Jock Landale only has 54 games of NBA experience, as he was signed by the San Antonio Spurs last offseason. The native of East Malvern, a suburb of Melbourne in southern Australia, attended college in Moraga, California at St. Mary’s College and, despite putting together a 21.1 points and 10.2 rebounds senior season for the Gaels, went undrafted in the 2018 NBA Draft.
While he did play in the NBA Summer League that season for the Atlanta Hawks, he signed a contract with KK Partizan of the ABA League for the 2018-19 season. Landale averaged 12.0 points and 5.6 rebounds while playing in Spain, and in 2019 signed with Žalgiris Kaunas in the Lithuanian Basketball League. He appeared for the Milwaukee Bucks in the 2019 NBA Summer League, averaging 18.3 points and 7.0 rebounds in his 4 games.
Jock returned home in December of 2020, signing with the Melbourne United in the NBL, and assisted in leading the team to a 28-8 record and a trip to the NBL Grand Final.

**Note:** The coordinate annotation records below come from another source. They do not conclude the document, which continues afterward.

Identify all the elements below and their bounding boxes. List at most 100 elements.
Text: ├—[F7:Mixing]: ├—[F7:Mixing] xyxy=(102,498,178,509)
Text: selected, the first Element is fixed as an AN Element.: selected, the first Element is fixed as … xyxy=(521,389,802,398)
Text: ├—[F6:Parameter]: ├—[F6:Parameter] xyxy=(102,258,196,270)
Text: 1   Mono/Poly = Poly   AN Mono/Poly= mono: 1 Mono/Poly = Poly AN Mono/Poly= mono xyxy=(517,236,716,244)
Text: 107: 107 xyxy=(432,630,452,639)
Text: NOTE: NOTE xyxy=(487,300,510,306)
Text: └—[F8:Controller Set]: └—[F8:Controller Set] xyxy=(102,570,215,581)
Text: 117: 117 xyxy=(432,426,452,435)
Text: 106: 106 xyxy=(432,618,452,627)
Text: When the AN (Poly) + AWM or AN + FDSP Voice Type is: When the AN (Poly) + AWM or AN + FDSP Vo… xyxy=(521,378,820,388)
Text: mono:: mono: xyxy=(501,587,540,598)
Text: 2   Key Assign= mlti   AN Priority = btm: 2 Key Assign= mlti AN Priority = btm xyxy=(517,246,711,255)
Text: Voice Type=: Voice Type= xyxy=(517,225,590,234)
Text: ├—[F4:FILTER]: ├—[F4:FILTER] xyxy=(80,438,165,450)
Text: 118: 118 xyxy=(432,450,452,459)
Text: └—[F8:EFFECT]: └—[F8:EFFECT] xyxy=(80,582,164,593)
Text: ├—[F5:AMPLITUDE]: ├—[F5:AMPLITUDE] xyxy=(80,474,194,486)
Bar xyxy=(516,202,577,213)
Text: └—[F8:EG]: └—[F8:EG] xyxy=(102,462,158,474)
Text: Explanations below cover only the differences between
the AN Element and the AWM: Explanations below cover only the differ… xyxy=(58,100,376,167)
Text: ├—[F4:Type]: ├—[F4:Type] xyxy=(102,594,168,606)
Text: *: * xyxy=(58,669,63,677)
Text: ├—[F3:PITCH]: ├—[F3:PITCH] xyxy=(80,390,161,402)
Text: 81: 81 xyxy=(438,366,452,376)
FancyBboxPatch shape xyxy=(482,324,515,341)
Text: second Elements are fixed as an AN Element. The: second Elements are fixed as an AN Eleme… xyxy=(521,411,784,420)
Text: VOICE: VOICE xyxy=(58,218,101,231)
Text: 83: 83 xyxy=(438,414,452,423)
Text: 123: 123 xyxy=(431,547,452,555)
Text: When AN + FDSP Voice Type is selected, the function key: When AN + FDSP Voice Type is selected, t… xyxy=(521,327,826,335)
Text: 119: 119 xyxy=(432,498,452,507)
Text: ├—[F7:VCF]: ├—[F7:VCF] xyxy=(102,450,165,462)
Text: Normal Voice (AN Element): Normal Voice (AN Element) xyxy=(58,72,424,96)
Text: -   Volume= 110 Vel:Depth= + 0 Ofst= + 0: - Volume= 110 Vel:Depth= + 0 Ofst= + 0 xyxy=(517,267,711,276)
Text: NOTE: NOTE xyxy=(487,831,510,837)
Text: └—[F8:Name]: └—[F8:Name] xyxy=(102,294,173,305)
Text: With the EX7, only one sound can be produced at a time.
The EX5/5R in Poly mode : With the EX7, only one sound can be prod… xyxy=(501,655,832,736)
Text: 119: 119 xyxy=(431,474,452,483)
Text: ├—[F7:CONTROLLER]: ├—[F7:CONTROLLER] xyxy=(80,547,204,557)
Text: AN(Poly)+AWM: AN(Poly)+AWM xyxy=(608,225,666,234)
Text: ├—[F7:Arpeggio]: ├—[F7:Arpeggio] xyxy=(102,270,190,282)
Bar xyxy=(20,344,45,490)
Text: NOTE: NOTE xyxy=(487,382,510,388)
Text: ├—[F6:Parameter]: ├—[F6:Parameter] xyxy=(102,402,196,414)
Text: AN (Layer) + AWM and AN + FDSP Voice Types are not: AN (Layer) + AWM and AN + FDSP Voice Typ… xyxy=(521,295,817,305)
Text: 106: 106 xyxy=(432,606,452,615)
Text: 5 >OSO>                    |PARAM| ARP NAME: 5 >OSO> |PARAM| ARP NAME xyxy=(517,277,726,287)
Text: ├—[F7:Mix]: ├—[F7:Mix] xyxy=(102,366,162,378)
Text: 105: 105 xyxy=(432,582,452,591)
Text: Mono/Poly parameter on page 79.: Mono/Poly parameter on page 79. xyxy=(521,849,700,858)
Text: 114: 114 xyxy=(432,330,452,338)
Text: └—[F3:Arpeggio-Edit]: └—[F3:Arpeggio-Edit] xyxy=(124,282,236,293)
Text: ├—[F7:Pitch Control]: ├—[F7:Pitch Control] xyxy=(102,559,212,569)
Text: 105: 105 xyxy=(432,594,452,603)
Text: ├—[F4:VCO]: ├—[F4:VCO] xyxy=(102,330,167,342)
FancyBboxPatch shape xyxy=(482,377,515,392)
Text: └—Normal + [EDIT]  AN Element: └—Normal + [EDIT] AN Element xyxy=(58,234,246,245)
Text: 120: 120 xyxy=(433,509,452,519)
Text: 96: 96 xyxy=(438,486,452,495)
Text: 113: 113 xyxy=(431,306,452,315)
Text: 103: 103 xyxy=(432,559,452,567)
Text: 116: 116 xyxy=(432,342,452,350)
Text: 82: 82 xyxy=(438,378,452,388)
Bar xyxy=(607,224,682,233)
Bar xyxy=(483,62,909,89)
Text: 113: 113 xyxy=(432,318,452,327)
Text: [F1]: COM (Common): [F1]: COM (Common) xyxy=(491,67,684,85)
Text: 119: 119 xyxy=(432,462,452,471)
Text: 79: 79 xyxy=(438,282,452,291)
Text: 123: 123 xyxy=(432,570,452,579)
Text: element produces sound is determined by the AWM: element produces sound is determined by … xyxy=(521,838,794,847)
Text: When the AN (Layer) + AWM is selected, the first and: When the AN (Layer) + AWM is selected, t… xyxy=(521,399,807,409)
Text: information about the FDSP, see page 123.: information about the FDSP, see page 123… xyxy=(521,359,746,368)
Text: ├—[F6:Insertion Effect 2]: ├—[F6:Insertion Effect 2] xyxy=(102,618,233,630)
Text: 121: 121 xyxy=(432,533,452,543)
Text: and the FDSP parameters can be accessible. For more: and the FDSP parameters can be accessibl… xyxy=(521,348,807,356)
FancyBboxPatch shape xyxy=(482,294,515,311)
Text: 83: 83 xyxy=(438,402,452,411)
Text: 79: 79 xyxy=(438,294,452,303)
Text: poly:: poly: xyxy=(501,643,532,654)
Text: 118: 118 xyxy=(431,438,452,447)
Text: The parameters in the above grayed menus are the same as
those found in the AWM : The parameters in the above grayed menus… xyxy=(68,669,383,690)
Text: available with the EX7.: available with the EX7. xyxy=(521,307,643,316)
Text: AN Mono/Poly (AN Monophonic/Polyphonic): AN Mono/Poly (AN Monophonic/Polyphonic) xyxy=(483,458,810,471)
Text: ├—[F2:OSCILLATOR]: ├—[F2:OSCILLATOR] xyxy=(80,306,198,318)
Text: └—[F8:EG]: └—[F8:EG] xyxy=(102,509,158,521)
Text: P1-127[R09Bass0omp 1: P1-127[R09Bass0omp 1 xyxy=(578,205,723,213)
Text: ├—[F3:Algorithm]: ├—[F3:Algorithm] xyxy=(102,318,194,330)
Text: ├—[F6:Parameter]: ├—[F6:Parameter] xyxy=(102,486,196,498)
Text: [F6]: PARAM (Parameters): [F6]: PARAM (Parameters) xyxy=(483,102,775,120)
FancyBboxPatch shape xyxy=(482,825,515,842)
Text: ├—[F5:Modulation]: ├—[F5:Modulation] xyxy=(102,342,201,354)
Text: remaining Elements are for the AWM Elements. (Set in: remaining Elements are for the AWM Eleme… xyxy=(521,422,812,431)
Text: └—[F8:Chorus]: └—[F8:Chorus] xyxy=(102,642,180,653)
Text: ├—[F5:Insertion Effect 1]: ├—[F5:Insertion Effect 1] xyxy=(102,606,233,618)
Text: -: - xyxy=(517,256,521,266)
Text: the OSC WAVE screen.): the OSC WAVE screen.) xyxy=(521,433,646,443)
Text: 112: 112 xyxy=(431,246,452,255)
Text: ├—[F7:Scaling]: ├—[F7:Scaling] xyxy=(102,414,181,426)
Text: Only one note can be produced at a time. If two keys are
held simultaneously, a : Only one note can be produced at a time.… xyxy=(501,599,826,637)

Jock averaged 16.4 points on 55% shooting throughout the season, including 39% from deep on 3.4 attempts, adding 7.8 rebounds and 1.5 blocks.
Landale averaged 14.7 points and 11.0 rebounds in a 3-game sweep of the Perth Wildcats, leading Melbourne United to their 6th title. He was named the NBL Grand Final MVP as well as the Melbourne United MVP.
Jock Landale signed with the San Antonio Spurs last August and, after spending some time with the Austin Spurs of the G-League, made his first NBA start on January 15, 2022 against the Los Angeles Clippers.
Landale’s best performance of the season came against the Indiana Pacers on March 12, 2022, as he played 34:42 minutes coming off the bench. In the game he scored 26 points on 12-of-15 shooting. He grabbed 7 rebounds and dished out 2 assists as well, all in a losing effort.
Jock is a strong finisher around the basket and good low post scorer. He is what you would define as a “bruiser”.
Per BBall-Index, Landale is graded at an A+ (98%tile) in drive foul drawn rate and A (90%tile) in contact finish rate. He possesses physicality on the interior that is needed, especially from the backup center position. His interior defense grades well as well, as he is an A- (89%tile) in the percent of rim shots contested A- (82%tile) in screener rim defense.
He will provide quality rebounding for Phoenix, especially on the offensive end. He is an A- (90%tile) in offensive rebounds per 75 possessions, A- (88%tile) in offensive rebounding crashing skill, and A- (85%tile) in offensive rebounding talent.
What will gain the respect of the Phoenix faithful will be Landale’s motor. He is a hustler, and grinder, and someone whose effort will create thunderous applause inside the Footprint Center.
While Landale is physical, the trade off is lateral quickness. Smaller players will have the ability to put him in a meat grinder if isolated. His heart is massive, but his athleticism is finite. He has an affinity for turnovers, averaging 1.9 per-36 last season, and isn’t what you’d define as an elite shot blocker either.
Landale will earn $1.5M this season and will be eligible for a $2.1M qualifying offer next offseason.
The acquisition of Jock Landale could prove to be an expert move by James Jones. An Australian big man who plays physical and dominates the interior. Could he be the second coming of Aron Baynes?! He will surely garner the affection of the home crowd, as any player who puts forth hustle gets the mob going.
If you are looking at the addition through the lens of price-for-valued-paid, it’s already a win for the Suns. It is the kind of signing a GM makes that could equate to a stellar season. His contract is less than $2M and he will see plenty of playing time as Monty Williams finds the balance between Landale and Bismack.
Welcome to the Valley, Jock. Now we just need to figure out what number you’re going to wear. 34 is taken.